Fetch the complete documentation index at: https://docs.swarms.world/llms.txt

Use this file to discover all available pages before exploring further.

Stream tokens from an Agent the moment the LLM produces them — across every internal loop including tool-call turns, synthesis turns, and the autonomous plan/execute/summary cycle. The Agent exposes two generator methods:
  • agent.run_stream(task) — sync generator yielding str tokens
  • agent.arun_stream(task) — async generator yielding str tokens
Both work for any max_loops value (1, integer > 1 with tools, or "auto").
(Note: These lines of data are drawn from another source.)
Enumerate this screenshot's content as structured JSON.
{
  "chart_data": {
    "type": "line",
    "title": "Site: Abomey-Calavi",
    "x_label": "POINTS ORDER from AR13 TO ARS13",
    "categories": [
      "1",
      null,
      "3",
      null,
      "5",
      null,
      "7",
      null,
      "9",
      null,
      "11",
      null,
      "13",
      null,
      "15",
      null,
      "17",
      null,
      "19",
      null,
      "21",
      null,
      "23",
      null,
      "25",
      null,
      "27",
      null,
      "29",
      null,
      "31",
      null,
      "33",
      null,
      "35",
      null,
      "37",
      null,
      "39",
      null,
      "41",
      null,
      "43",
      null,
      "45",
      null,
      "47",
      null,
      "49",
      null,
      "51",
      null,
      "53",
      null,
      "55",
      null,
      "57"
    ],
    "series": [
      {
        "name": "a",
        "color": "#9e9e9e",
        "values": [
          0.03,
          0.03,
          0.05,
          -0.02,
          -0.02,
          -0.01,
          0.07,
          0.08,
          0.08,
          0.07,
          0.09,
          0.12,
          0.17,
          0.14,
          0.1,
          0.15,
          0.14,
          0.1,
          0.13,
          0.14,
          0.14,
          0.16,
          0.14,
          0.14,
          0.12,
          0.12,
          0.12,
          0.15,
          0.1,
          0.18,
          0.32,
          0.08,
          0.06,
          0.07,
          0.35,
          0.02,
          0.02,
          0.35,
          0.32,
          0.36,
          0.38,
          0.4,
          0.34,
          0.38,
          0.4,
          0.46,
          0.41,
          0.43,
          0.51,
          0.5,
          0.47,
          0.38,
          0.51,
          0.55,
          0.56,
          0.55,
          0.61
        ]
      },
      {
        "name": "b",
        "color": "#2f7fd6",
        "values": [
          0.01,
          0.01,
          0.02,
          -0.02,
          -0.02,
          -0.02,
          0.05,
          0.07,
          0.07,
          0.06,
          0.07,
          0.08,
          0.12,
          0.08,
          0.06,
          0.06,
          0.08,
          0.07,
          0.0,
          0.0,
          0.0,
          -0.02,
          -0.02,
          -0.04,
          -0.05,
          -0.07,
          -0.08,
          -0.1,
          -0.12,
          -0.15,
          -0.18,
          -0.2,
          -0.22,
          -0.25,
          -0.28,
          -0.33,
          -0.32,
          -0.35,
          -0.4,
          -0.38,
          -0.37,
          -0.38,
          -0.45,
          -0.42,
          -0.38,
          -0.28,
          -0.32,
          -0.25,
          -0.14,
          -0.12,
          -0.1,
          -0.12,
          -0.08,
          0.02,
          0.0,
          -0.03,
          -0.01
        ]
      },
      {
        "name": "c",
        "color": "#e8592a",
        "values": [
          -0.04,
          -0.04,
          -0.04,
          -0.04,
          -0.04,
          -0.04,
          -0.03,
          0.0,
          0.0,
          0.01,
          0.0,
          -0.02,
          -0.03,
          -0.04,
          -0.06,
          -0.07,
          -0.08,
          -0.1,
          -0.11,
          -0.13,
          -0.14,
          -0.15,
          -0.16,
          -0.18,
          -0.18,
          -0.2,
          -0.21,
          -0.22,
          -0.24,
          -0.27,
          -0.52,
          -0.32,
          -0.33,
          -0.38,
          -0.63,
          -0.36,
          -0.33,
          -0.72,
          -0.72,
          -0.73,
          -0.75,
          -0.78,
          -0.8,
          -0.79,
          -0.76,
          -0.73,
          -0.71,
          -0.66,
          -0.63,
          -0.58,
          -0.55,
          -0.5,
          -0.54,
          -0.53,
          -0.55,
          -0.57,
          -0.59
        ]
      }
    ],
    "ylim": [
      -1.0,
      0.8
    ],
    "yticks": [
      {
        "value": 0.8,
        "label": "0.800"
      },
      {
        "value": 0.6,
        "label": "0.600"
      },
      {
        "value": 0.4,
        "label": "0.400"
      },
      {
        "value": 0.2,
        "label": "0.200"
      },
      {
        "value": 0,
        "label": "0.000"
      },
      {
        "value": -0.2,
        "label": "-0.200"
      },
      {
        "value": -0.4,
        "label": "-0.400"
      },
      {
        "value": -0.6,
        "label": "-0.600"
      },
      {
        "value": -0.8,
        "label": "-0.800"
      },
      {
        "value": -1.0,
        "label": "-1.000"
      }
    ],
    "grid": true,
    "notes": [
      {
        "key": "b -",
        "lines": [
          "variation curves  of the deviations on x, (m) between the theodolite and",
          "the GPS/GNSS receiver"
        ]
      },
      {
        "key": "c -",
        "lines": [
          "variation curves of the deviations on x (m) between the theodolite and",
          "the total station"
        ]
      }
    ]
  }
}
Sync Streaming with a Multi-Loop Tool-Calling Agent

Tokens stream during the tool-call turn AND the synthesis turn that runs after the tool returns.
from swarms import Agent


def add(a: int, b: int) -> int:
    """Add two integers and return the result."""
    return a + b


agent = Agent(
    agent_name="Calculator",
    model_name="gpt-4.1-mini",
    max_loops=3,
    tools=[add],
    persistent_memory=False,
    print_on=False,
)

for token in agent.run_stream(
    "Use the add tool to compute 17 + 25, then state the result."
):
    print(token, end="", flush=True)

Async Streaming

Drop-in for any async caller. The agent loop runs in a thread executor; tokens flow through an asyncio.Queue so the caller’s event loop is never blocked.
import asyncio
from swarms import Agent

agent = Agent(
    agent_name="Writer",
    model_name="gpt-4.1-mini",
    max_loops=1,
    persistent_memory=False,
    print_on=False,
)


async def main():
    async for token in agent.arun_stream(
        "Explain the difference between concurrency and parallelism in two sentences."
    ):
        print(token, end="", flush=True)


asyncio.run(main())

Streaming Through the Autonomous Loop

When max_loops="auto", the agent runs a plan→execute→summary cycle. All phases stream their tokens — including the final summary phase.
import asyncio
from swarms import Agent


def add(a: int, b: int) -> int:
    """Add two integers and return the result."""
    return a + b


agent = Agent(
    agent_name="AutoBot",
    model_name="gpt-4.1-mini",
    max_loops="auto",
    tools=[add],
    persistent_memory=False,
    print_on=False,
)


async def main():
    async for token in agent.arun_stream(
        "Use the add tool to compute 99 + 1, then briefly explain the answer."
    ):
        print(token, end="", flush=True)


asyncio.run(main())
run_stream and arun_stream are real LLM streaming, not buffered chunking. Tokens arrive over the wall-clock duration of the LLM call (typically 10–80 ms apart inside a network burst), not all at once at the end.